Erwägungen (2 Absätze)

E. 1 Le requérant se plaint que la procédure suivie par la chambre

civile extraordinaire, appelée à statuer sur sa requête en récusation

des juges de la deuxième chambre civile ainsi que de tous les juges de

la cour d'appel du canton du Tessin, a méconnu les garanties de

l'article 6 par. 1 (art. 6-1) de la Convention en ce qui concerne

l'équité et la publicité de la procédure et l'indépendance et

l'impartialité des juges. Le requérant invoque également l'article 13

(art. 13) de la Convention.

L'article 6 par. 1 (art. 6-1) dispose, dans sa partie

pertinente :

"Toute personne a droit à ce que sa cause soit entendue

équitablement, publiquement et dans un délai raisonnable, par un

tribunal indépendant et impartial, établi par la loi, qui

décidera ... des contestations sur ses droits et obligations de

caractère civil ..."

L'article 13 (art. 13) dispose :

"Toute personne dont les droits et libertés reconnus dans la

présente Convention ont été violés, a droit à l'octroi d'un

recours effectif devant une instance nationale, alors même que

la violation aurait été commise par des personnes agissant dans

l'exercice de leurs fonctions officielles."

La Commission note que la procédure incidente litigieuse avait

pour l'objet la récusation de tous les juges de la cour d'appel du

canton du Tessin.

La question se pose de savoir si cette procédure emportait

"décision" d'une contestation sur des "droits de caractère civil" au

sens de l'article 6 par. 1 (art. 6-1) de la Convention.

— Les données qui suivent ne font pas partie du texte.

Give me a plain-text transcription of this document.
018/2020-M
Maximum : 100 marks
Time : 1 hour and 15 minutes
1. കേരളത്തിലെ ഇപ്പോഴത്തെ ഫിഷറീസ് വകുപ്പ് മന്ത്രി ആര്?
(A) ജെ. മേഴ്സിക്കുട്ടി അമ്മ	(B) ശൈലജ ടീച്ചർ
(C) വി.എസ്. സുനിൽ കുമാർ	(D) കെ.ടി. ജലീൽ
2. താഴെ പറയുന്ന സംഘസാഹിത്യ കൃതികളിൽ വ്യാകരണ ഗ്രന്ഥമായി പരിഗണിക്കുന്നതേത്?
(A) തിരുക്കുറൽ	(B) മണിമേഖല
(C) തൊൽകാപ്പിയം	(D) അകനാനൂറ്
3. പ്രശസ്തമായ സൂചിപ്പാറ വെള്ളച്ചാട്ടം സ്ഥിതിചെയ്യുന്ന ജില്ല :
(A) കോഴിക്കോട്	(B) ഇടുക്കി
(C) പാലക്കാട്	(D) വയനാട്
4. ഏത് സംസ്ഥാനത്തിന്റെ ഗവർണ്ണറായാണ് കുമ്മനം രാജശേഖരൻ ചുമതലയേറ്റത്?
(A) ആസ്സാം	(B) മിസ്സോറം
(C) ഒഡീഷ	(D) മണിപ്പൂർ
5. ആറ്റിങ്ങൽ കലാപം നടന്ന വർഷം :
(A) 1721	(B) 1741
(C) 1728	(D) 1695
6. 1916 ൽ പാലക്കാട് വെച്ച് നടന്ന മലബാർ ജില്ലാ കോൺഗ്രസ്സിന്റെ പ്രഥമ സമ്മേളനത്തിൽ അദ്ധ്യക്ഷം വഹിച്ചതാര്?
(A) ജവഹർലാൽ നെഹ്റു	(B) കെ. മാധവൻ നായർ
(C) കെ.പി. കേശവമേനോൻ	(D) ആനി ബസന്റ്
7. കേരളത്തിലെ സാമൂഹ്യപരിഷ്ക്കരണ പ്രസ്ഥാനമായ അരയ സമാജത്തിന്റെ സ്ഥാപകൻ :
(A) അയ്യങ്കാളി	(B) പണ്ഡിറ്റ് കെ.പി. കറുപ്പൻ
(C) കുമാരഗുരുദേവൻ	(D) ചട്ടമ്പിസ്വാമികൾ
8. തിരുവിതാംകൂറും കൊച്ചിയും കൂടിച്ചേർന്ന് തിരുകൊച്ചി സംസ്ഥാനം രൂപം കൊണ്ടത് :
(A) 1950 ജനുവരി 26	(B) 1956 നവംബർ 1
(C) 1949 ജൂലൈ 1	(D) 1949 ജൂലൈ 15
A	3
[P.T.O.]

La Commission estime que la chambre civile extraordinaire n'était

pas appelée à "décider" du bien-fondé de la demande en dommages et

intérêts du requérant. Son rôle ne consistait en aucune manière à

décider d'une contestation, mais à se prononcer sur la question

incidente (voir également, mutatis mutandis, N°8000/77, déc. 9.5.78,

D.R. 13 p. 81; N° 8988/80, déc. 10.3.81, D.R. 24 pp. 198, 199).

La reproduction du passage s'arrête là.